I feel off kilter. “And you think that’s all it would take for people to just forget about it?”

She nods, leaning in, her scent wafting around me, heavy and floral with a hint of jasmine. Perfume I bought her. “I do. I can say I was upset at our breakup. I can own it, Jack. For you.”

“Might mean the end of your modeling career once people know you’re a liar.”

She leans closer, her finger tracing my hand. I pull away, and she grimaces. “I’m twenty-eight, and modeling isn’t forever. And who knows—any news is good news for me. I can spin it however I want. Plus, it would be great for you—and that’s worth it to me. Those fans would eat up a story about us reconciling. I love you, Jackie. I’m willing to be with you on your terms.”

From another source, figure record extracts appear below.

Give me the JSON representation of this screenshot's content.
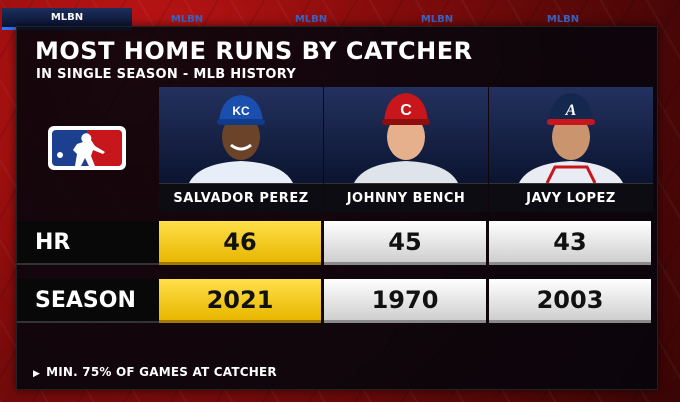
{
  "tabs": [
    "MLBN",
    "MLBN",
    "MLBN",
    "MLBN",
    "MLBN"
  ],
  "header": {
    "title": "MOST HOME RUNS BY CATCHER",
    "subtitle": "IN SINGLE SEASON - MLB HISTORY"
  },
  "players": [
    {
      "name": "SALVADOR PEREZ",
      "cap_color": "#1a4fb0",
      "cap_logo": "KC",
      "highlight": true
    },
    {
      "name": "JOHNNY BENCH",
      "cap_color": "#c8161d",
      "cap_logo": "C",
      "highlight": false
    },
    {
      "name": "JAVY LOPEZ",
      "cap_color": "#13274f",
      "cap_logo": "A",
      "highlight": false
    }
  ],
  "rows": {
    "hr": {
      "label": "HR",
      "values": [
        "46",
        "45",
        "43"
      ]
    },
    "season": {
      "label": "SEASON",
      "values": [
        "2021",
        "1970",
        "2003"
      ]
    }
  },
  "footnote": "MIN. 75% OF GAMES AT CATCHER",
  "colors": {
    "highlight": "#f2c200",
    "background": "#8e0d0d",
    "panel": "#06060c"
  }
}
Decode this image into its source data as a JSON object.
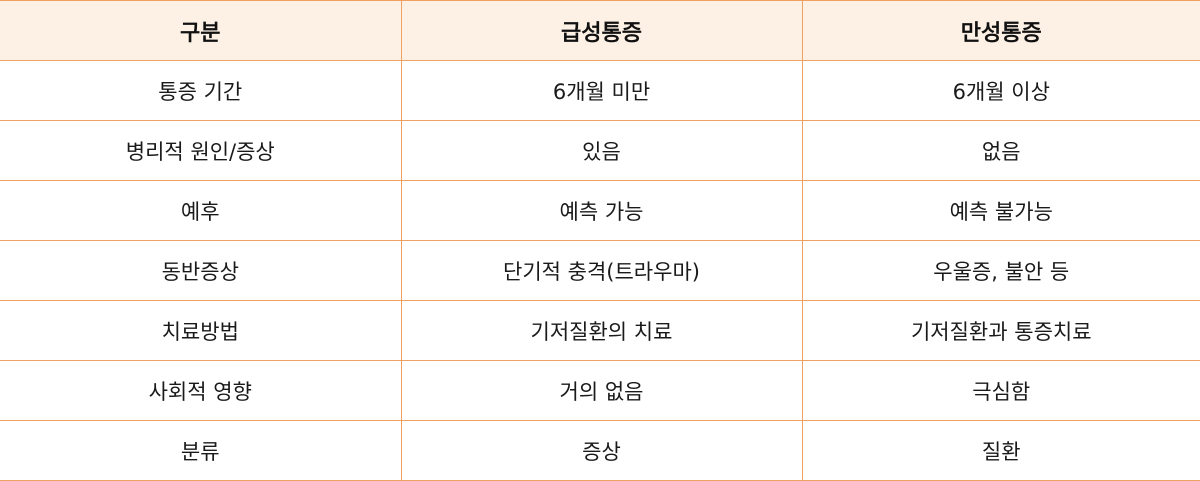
{
  "table": {
    "headers": [
      "구분",
      "급성통증",
      "만성통증"
    ],
    "rows": [
      [
        "통증 기간",
        "6개월 미만",
        "6개월 이상"
      ],
      [
        "병리적 원인/증상",
        "있음",
        "없음"
      ],
      [
        "예후",
        "예측 가능",
        "예측 불가능"
      ],
      [
        "동반증상",
        "단기적 충격(트라우마)",
        "우울증, 불안 등"
      ],
      [
        "치료방법",
        "기저질환의 치료",
        "기저질환과 통증치료"
      ],
      [
        "사회적 영향",
        "거의 없음",
        "극심함"
      ],
      [
        "분류",
        "증상",
        "질환"
      ]
    ]
  },
  "colors": {
    "border": "#f0a060",
    "header_background": "#fdf1e6",
    "text": "#1a1a1a"
  }
}
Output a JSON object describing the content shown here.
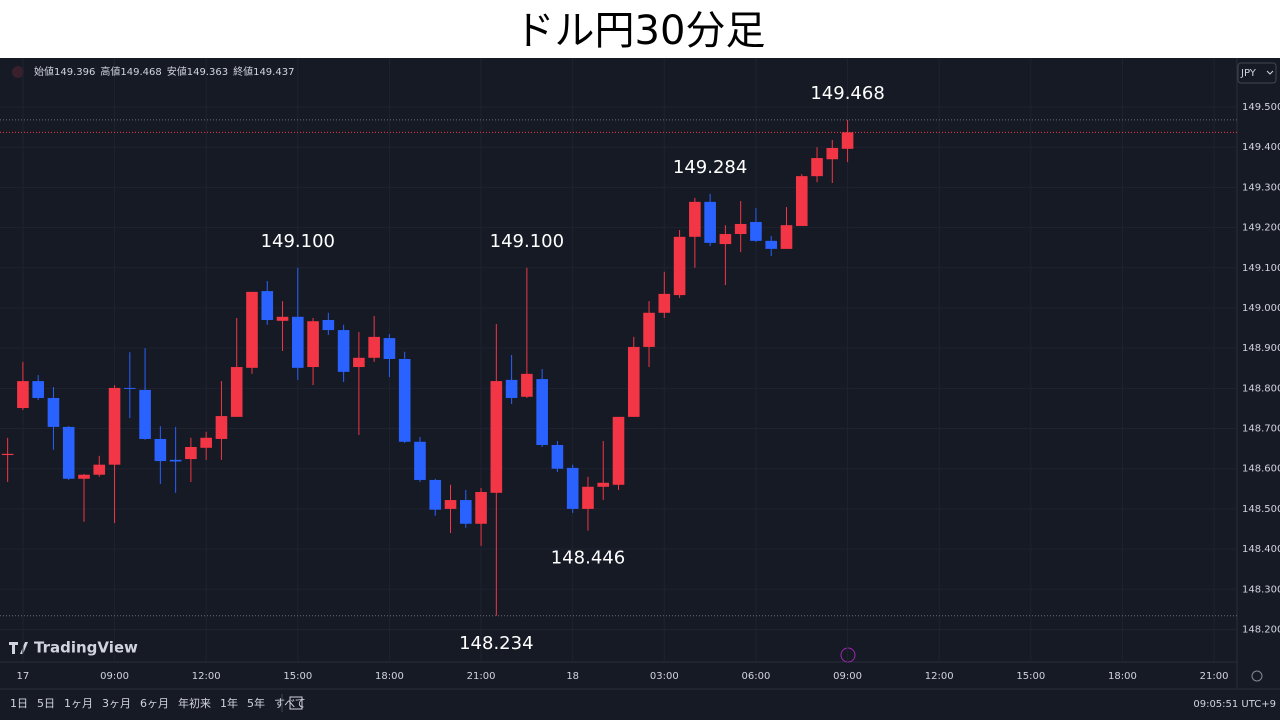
{
  "chart_data": {
    "type": "candlestick",
    "title": "ドル円30分足",
    "ohlc_labels": [
      "始値",
      "高値",
      "安値",
      "終値"
    ],
    "currency": "JPY",
    "watermark": "TradingView",
    "toolbar": [
      "1日",
      "5日",
      "1ヶ月",
      "3ヶ月",
      "6ヶ月",
      "年初来",
      "1年",
      "5年",
      "すべて"
    ],
    "clock": "09:05:51 UTC+9",
    "up_color": "#f23645",
    "down_color": "#2962ff",
    "grid": true,
    "categories": [
      null,
      "17",
      null,
      null,
      null,
      null,
      null,
      "09:00",
      null,
      null,
      null,
      null,
      null,
      "12:00",
      null,
      null,
      null,
      null,
      null,
      "15:00",
      null,
      null,
      null,
      null,
      null,
      "18:00",
      null,
      null,
      null,
      null,
      null,
      "21:00",
      null,
      null,
      null,
      null,
      null,
      "18",
      null,
      null,
      null,
      null,
      null,
      "03:00",
      null,
      null,
      null,
      null,
      null,
      "06:00",
      null,
      null,
      null,
      null,
      null,
      "09:00",
      null,
      null,
      null,
      null,
      null,
      "12:00",
      null,
      null,
      null,
      null,
      null,
      "15:00",
      null,
      null,
      null,
      null,
      null,
      "18:00",
      null,
      null,
      null,
      null,
      null,
      "21:00",
      null
    ],
    "open": [
      148.634,
      148.751,
      148.818,
      148.776,
      148.704,
      148.575,
      148.585,
      148.61,
      148.801,
      148.796,
      148.674,
      148.622,
      148.624,
      148.652,
      148.674,
      148.729,
      148.851,
      149.042,
      148.968,
      148.978,
      148.853,
      148.97,
      148.945,
      148.853,
      148.876,
      148.925,
      148.873,
      148.667,
      148.572,
      148.5,
      148.522,
      148.463,
      148.54,
      148.821,
      148.779,
      148.823,
      148.659,
      148.602,
      148.5,
      148.555,
      148.56,
      148.729,
      148.903,
      148.988,
      149.032,
      149.177,
      149.264,
      149.159,
      149.184,
      149.214,
      149.167,
      149.147,
      149.204,
      149.328,
      149.37,
      149.396,
      null,
      null,
      null,
      null,
      null,
      null,
      null,
      null,
      null,
      null,
      null,
      null,
      null,
      null,
      null,
      null,
      null,
      null,
      null,
      null,
      null,
      null,
      null,
      null,
      null
    ],
    "high": [
      148.677,
      148.866,
      148.833,
      148.803,
      148.706,
      148.587,
      148.632,
      148.808,
      148.89,
      148.9,
      148.706,
      148.704,
      148.677,
      148.692,
      148.818,
      148.975,
      149.04,
      149.067,
      149.017,
      149.1,
      148.975,
      148.988,
      148.958,
      148.94,
      148.98,
      148.935,
      148.891,
      148.679,
      148.575,
      148.56,
      148.547,
      148.552,
      148.96,
      148.883,
      149.1,
      148.848,
      148.669,
      148.61,
      148.58,
      148.669,
      148.729,
      148.928,
      149.017,
      149.09,
      149.194,
      149.274,
      149.284,
      149.206,
      149.266,
      149.249,
      149.179,
      149.251,
      149.333,
      149.4,
      149.418,
      149.468,
      null,
      null,
      null,
      null,
      null,
      null,
      null,
      null,
      null,
      null,
      null,
      null,
      null,
      null,
      null,
      null,
      null,
      null,
      null,
      null,
      null,
      null,
      null,
      null,
      null
    ],
    "low": [
      148.567,
      148.746,
      148.771,
      148.647,
      148.572,
      148.468,
      148.58,
      148.465,
      148.726,
      148.672,
      148.562,
      148.54,
      148.567,
      148.622,
      148.622,
      148.729,
      148.836,
      148.958,
      148.893,
      148.821,
      148.808,
      148.933,
      148.816,
      148.684,
      148.866,
      148.828,
      148.664,
      148.567,
      148.483,
      148.44,
      148.453,
      148.408,
      148.234,
      148.761,
      148.776,
      148.654,
      148.592,
      148.49,
      148.446,
      148.522,
      148.547,
      148.729,
      148.853,
      148.975,
      149.025,
      149.1,
      149.154,
      149.057,
      149.139,
      149.164,
      149.129,
      149.147,
      149.204,
      149.313,
      149.311,
      149.363,
      null,
      null,
      null,
      null,
      null,
      null,
      null,
      null,
      null,
      null,
      null,
      null,
      null,
      null,
      null,
      null,
      null,
      null,
      null,
      null,
      null,
      null,
      null,
      null,
      null
    ],
    "close": [
      148.637,
      148.818,
      148.776,
      148.704,
      148.575,
      148.585,
      148.61,
      148.801,
      148.799,
      148.674,
      148.619,
      148.618,
      148.654,
      148.677,
      148.731,
      148.853,
      149.04,
      148.97,
      148.978,
      148.851,
      148.967,
      148.945,
      148.841,
      148.876,
      148.928,
      148.873,
      148.667,
      148.572,
      148.498,
      148.522,
      148.463,
      148.542,
      148.818,
      148.776,
      148.836,
      148.659,
      148.6,
      148.5,
      148.555,
      148.565,
      148.729,
      148.903,
      148.988,
      149.035,
      149.177,
      149.264,
      149.162,
      149.184,
      149.209,
      149.167,
      149.147,
      149.206,
      149.328,
      149.373,
      149.398,
      149.437,
      null,
      null,
      null,
      null,
      null,
      null,
      null,
      null,
      null,
      null,
      null,
      null,
      null,
      null,
      null,
      null,
      null,
      null,
      null,
      null,
      null,
      null,
      null,
      null,
      null
    ],
    "annotations": [
      {
        "index": 55,
        "value": 149.468
      },
      {
        "index": 46,
        "value": 149.284
      },
      {
        "index": 19,
        "value": {
          "value": 149.1,
          "label": "149.100"
        }
      },
      {
        "index": 34,
        "value": {
          "value": 149.1,
          "label": "149.100"
        }
      },
      {
        "index": 38,
        "value": 148.446
      },
      {
        "index": 32,
        "value": 148.234
      }
    ],
    "ylim": [
      148.119,
      149.622
    ],
    "yticks": [
      {
        "value": 148.2,
        "label": "148.200"
      },
      {
        "value": 148.3,
        "label": "148.300"
      },
      {
        "value": 148.4,
        "label": "148.400"
      },
      {
        "value": 148.5,
        "label": "148.500"
      },
      {
        "value": 148.6,
        "label": "148.600"
      },
      {
        "value": 148.7,
        "label": "148.700"
      },
      {
        "value": 148.8,
        "label": "148.800"
      },
      {
        "value": 148.9,
        "label": "148.900"
      },
      {
        "value": 149.0,
        "label": "149.000"
      },
      {
        "value": 149.1,
        "label": "149.100"
      },
      {
        "value": 149.2,
        "label": "149.200"
      },
      {
        "value": 149.3,
        "label": "149.300"
      },
      {
        "value": 149.4,
        "label": "149.400"
      },
      {
        "value": 149.5,
        "label": "149.500"
      }
    ]
  }
}
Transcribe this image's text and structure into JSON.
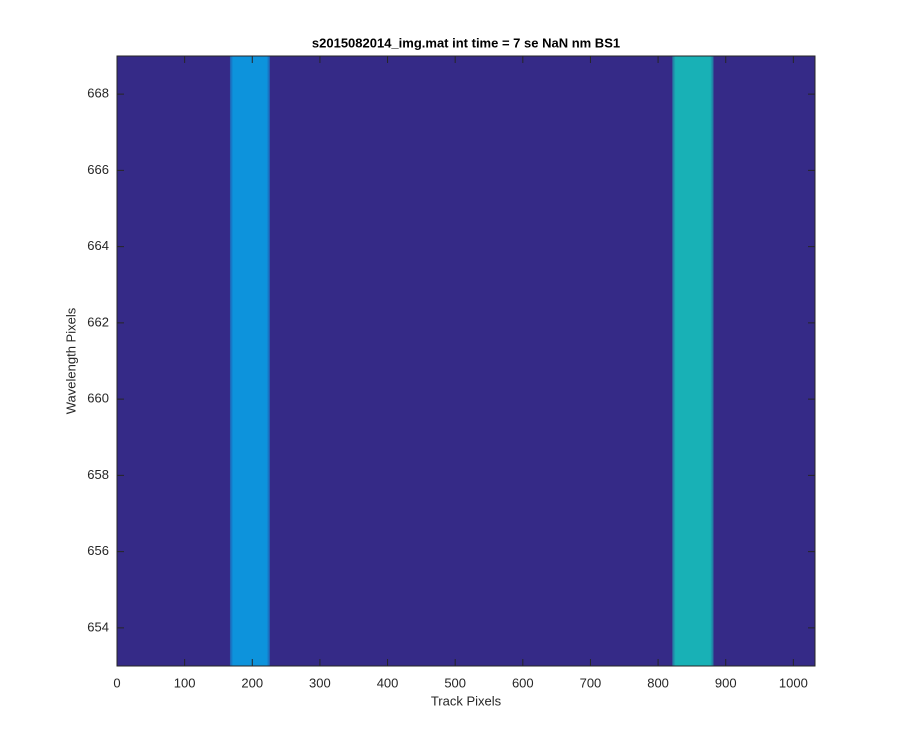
{
  "chart_data": {
    "type": "image",
    "title": "s2015082014_img.mat int time = 7 se  NaN nm BS1",
    "x_label": "Track Pixels",
    "y_label": "Wavelength Pixels",
    "background": "#352a87",
    "bands": [
      {
        "x0": 167,
        "x1": 226,
        "color": "#0d93dc"
      },
      {
        "x0": 821,
        "x1": 882,
        "color": "#18b1b6"
      }
    ],
    "xlim": [
      0,
      1032
    ],
    "ylim": [
      653,
      669
    ],
    "xticks": [
      0,
      100,
      200,
      300,
      400,
      500,
      600,
      700,
      800,
      900,
      1000
    ],
    "yticks": [
      654,
      656,
      658,
      660,
      662,
      664,
      666,
      668
    ]
  }
}
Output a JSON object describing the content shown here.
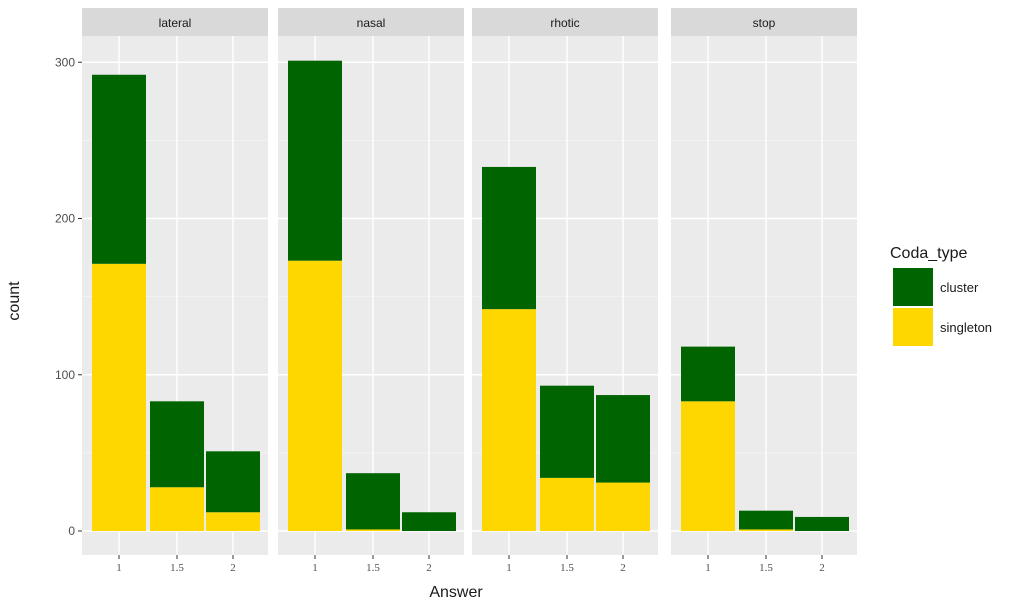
{
  "chart_data": {
    "type": "bar",
    "stacked": true,
    "facets": [
      "lateral",
      "nasal",
      "rhotic",
      "stop"
    ],
    "xlabel": "Answer",
    "ylabel": "count",
    "ylim": [
      0,
      315
    ],
    "yticks": [
      0,
      100,
      200,
      300
    ],
    "xticks": [
      "1",
      "1.5",
      "2"
    ],
    "legend": {
      "title": "Coda_type",
      "position": "right"
    },
    "series": [
      {
        "name": "cluster",
        "color": "#006400"
      },
      {
        "name": "singleton",
        "color": "#FFD700"
      }
    ],
    "panels": [
      {
        "facet": "lateral",
        "bars": [
          {
            "x": "1",
            "singleton": 171,
            "cluster": 121
          },
          {
            "x": "1.5",
            "singleton": 28,
            "cluster": 55
          },
          {
            "x": "2",
            "singleton": 12,
            "cluster": 39
          }
        ]
      },
      {
        "facet": "nasal",
        "bars": [
          {
            "x": "1",
            "singleton": 173,
            "cluster": 128
          },
          {
            "x": "1.5",
            "singleton": 1,
            "cluster": 36
          },
          {
            "x": "2",
            "singleton": 0,
            "cluster": 12
          }
        ]
      },
      {
        "facet": "rhotic",
        "bars": [
          {
            "x": "1",
            "singleton": 142,
            "cluster": 91
          },
          {
            "x": "1.5",
            "singleton": 34,
            "cluster": 59
          },
          {
            "x": "2",
            "singleton": 31,
            "cluster": 56
          }
        ]
      },
      {
        "facet": "stop",
        "bars": [
          {
            "x": "1",
            "singleton": 83,
            "cluster": 35
          },
          {
            "x": "1.5",
            "singleton": 1,
            "cluster": 12
          },
          {
            "x": "2",
            "singleton": 0,
            "cluster": 9
          }
        ]
      }
    ],
    "grid": true
  }
}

I cringe at the nickname. “I’m seeing someone.”

She freezes, a look on her face as if I slapped her. A few moments of silence tick by as we stare at each other. “You aren’t in love with her, or you wouldn’t have come. You wanted to see me.”

“I came because I said I would.”

She looks down at the table, then back up at me, her eyes pleading. “Jack, we had something good. If you’d just give me a chance, you can forgive me. I know you have a big heart. We can start all over a little at a time, and you’ll see that I mean it. I want this. I want to be a better person. I won’t ask for marriage. I won’t ask for anything but the chance to just be with you.”

Her willingness to put herself out there like that makes me do a double take. I came here thinking maybe she wanted to hold something over me one more time, but now I see that she . . .

A long exhalation leaves my chest as I realize something I hadn’t before.

I did hurt her, more than I ever realized, even though I tried not to. With my distance. With my walls. With my refusal to say words of love.

I can see the proof of it on her anxious face.

She does love me, as much as a person like her can.

I pause. How different would our relationship have been if I’d given more of myself? Would we still be together?

A thought niggles at me, sneaking in: Aren’t you just going to hurt Elena the same way you hurt Sophia?

No.

But . . . I don’t know.

Shit.

What is wrong with me? Why can’t I just . . .

I clear my throat, coming back to the girl across from me. “Sophia, we are finished.”

She closes her eyes, opens them, visibly shaken. “Everything I said was true. You broke my heart, Jack; you used me up and tossed me away—”

“I cared for you, Sophia. But you ruined what we had. Not me.” My gaze hardens.

“You hate me.” She pales, regret on her face as her gaze clings to mine, another tear tracing down her cheek. I hand her a napkin, and she takes it from me, her fingers grasping mine, trying to lace them together.

Untangling our hands, I let out a deep exhale. “Sophia, I don’t hate you. Be happy. Go back to Rodney or just find yourself. Live your life.”

Her voice, when it comes, is wobbly. “Are you happy?”

She’s fishing.

“I have to go, Sophia.” I stand up from the table but frown down at her, puzzling over what’s on my mind until I realize that I want to tell her . . . “The girl I’m seeing . . . she’s kind and good.”